ATSO Yönetim Kurulu Başkanı Sami Karaoğlan, tarım sektöründe yaşanan sorunlara çözüm olarak tarımsal reformların hayata geçirilmesi gerektiğini belirtti. Yanlış uygulamalar ve eksik politikaların tarım ve tarıma dayalı sanayi sektöründe ciddi sıkıntılara yol açtığını ifade eden Karaoğlan, “Tarım, geleceğimizdir. Ancak bu geleceği, gıda arzını karşılayacak, sanayicimizin büyümesini sağlayacak doğru ve gerçekçi politikaları bugünden hayata geçirerek inşa edebiliriz” dedi.
İhracat yasakları ve kısıtlamaları da eleştirdi
ATSO Başkanı Karaoğlan, tarım ürünlerinde zaman zaman uygulanan ihracat yasakları ve kısıtlamalarının sanayicinin stok artışına bağlı gelir kaybına ve en önemlisi müşteri kaybına yol açtığını belirtti. Karaoğlan, “Bu durum sanayi ve üreticiyi olumsuz etkiliyor. Çiftçi, ürünü satamadığından milli servet tarlada çürüyor. Sonraki yıllarda yanlış ekim-dikim nedeniyle gıda arzını karşılayamaz hale geliyoruz. Bu da tüm sistemin tıkanmasına neden oluyor. Yasak ve kısıtlamalar ne çiftçimizi ne tarıma dayalı sanayicimizi, ne de tüketiciyi koruyor” diye konuştu.

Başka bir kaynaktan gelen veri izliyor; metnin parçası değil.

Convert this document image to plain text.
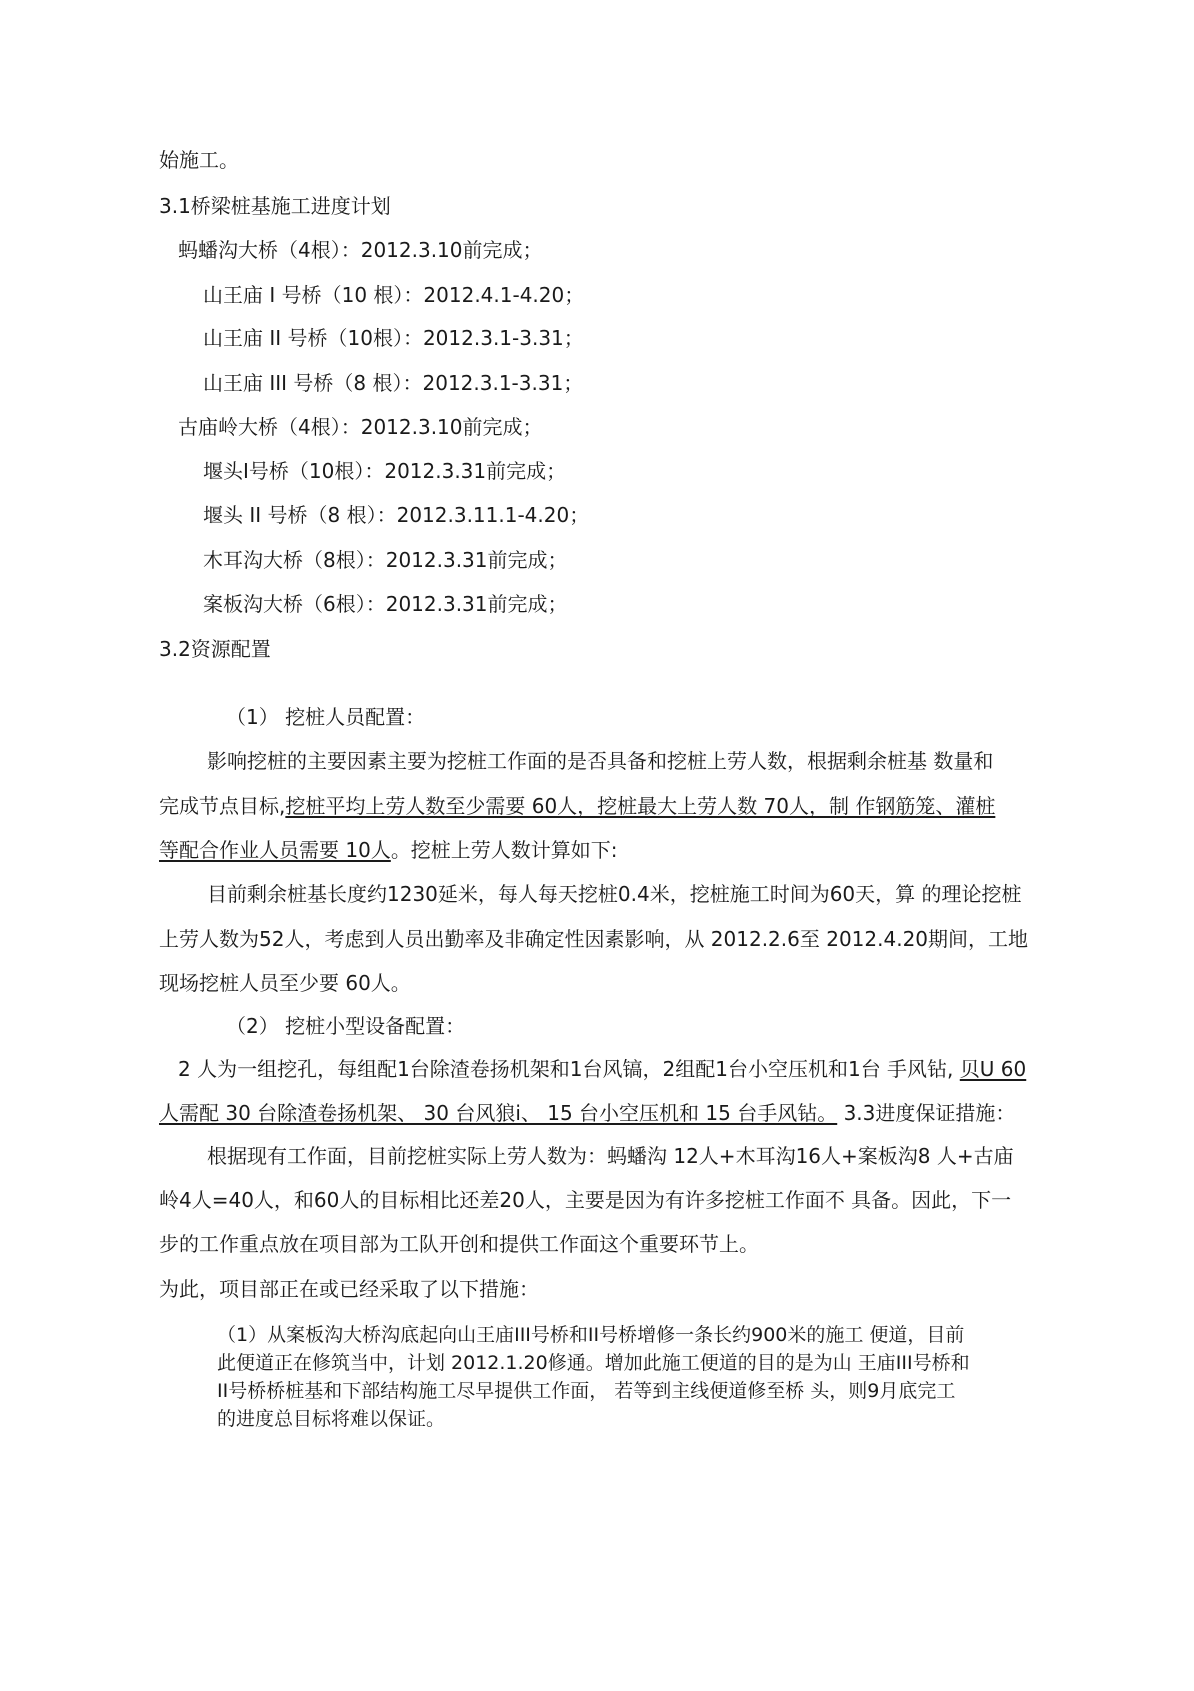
始施工。

3.1桥梁桩基施工进度计划

蚂蟠沟大桥（4根）：2012.3.10前完成；

山王庙 I 号桥（10 根）：2012.4.1-4.20；

山王庙 II 号桥（10根）：2012.3.1-3.31；

山王庙 III 号桥（8 根）：2012.3.1-3.31；

古庙岭大桥（4根）：2012.3.10前完成；

堰头I号桥（10根）：2012.3.31前完成；

堰头 II 号桥（8 根）：2012.3.11.1-4.20；

木耳沟大桥（8根）：2012.3.31前完成；

案板沟大桥（6根）：2012.3.31前完成；

3.2资源配置

（1） 挖桩人员配置：

影响挖桩的主要因素主要为挖桩工作面的是否具备和挖桩上劳人数，根据剩余桩基 数量和

完成节点目标,挖桩平均上劳人数至少需要 60人，挖桩最大上劳人数 70人，制 作钢筋笼、灌桩

等配合作业人员需要 10人。挖桩上劳人数计算如下:

目前剩余桩基长度约1230延米，每人每天挖桩0.4米，挖桩施工时间为60天，算 的理论挖桩

上劳人数为52人，考虑到人员出勤率及非确定性因素影响，从 2012.2.6至 2012.4.20期间，工地

现场挖桩人员至少要 60人。

（2） 挖桩小型设备配置：

2 人为一组挖孔，每组配1台除渣卷扬机架和1台风镐，2组配1台小空压机和1台 手风钻, 贝U 60

人需配 30 台除渣卷扬机架、 30 台风狼i、 15 台小空压机和 15 台手风钻。 3.3进度保证措施：

根据现有工作面，目前挖桩实际上劳人数为：蚂蟠沟 12人+木耳沟16人+案板沟8 人+古庙

岭4人=40人，和60人的目标相比还差20人，主要是因为有许多挖桩工作面不 具备。因此，下一

步的工作重点放在项目部为工队开创和提供工作面这个重要环节上。

为此，项目部正在或已经采取了以下措施：

（1）从案板沟大桥沟底起向山王庙III号桥和II号桥增修一条长约900米的施工 便道，目前

此便道正在修筑当中，计划 2012.1.20修通。增加此施工便道的目的是为山 王庙III号桥和

II号桥桥桩基和下部结构施工尽早提供工作面， 若等到主线便道修至桥 头，则9月底完工

的进度总目标将难以保证。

"Bölgesel ürün havzalarının oluşturulması gerekiyor"
Tarım ve Orman Bakanlığının 10 yıldır üzerinde çalıştığı ‘Bölgesel Ürün Havzaları’nın artık hayata geçirilmesi gerektiğini vurgulayan Karaoğlan, bu havzaların oluşturulmasında bazı kriterlerin büyük önem taşıdığını ifade etti. Karaoğlan, “Bu havzalarda yeraltı ve yerüstü su kaynaklarının varlığı önemlidir. Ayrıca, lojistik verim, kalite, ithalat ve ihracat, en önemlisi de ülkenin ihtiyaçlarına göre çiftçilerin teşvik ve desteklerle yönlendirilmesi gerekmektedir” dedi.
"Adil sözleşmeli tarım modeline geçiş şart"
Sebze türlerinde “Adil Sözleşmeli Tarım” modeline geçilmesi gerektiğini belirten Karaoğlan, çiftçilerin geçmiş yıllardaki fiyatlara bakarak ürün ekmemesi gerektiğini ifade etti. Karaoğlan, “Çiftçiler, hangi ürünlere ihtiyaç olduğunu değerlendirip buna göre ekim yapmalı, devlet ise bu süreci primlerle ve teşviklerle desteklemelidir” dedi. Adil sözleşmeli tarımın çiftçilerin mağduriyetini önleyeceğini vurgulayan Karaoğlan, “Bugün geldiğimiz noktada çiftçimiz, doğal olarak hangi ürün para ediyorsa ona yöneliyor. Ancak geçen yıl çiftçiye kazandıran ürün, bu yıl kazandırmadığında çiftçimizin durumu perişan oluyor. Bu da üretim fazlasına ve ürünlerin tarlada kalmasına neden oluyor. Tüm bunların önüne hem üreticiyi hem de sanayiciyi koruyacak adil bir sözleşmeli tarım modeli ile geçebiliriz” dedi.
"Aracıya mahkum olmamalıyız"
Karaoğlan, Hal Yasası’nın hala çıkarılmamış olmasının büyük bir sıkıntı yarattığını belirtti. Çiftçinin ürününün elinde kaldığını ve düşük fiyatlara satmak zorunda kaldığını ifade eden Karaoğlan, tüketicilerin ucuz ürünlere erişemediğini belirtti. Karaoğlan, “Üretici, 7-8 liraya sattığı biberin, İstanbul pazarında 50 liraya satıldığını görüyor. Burada büyük bir yanlışlık var. Eğer tüketiciyi uygun fiyatlı gıdayla buluşturmak istiyorsak, Hal Yasası bir an önce çıkarılmalı. Aradaki aracılar da çiftçinin hayatından çıkarılmalı. Aracıya mahkum olmamalıyız” diye konuştu.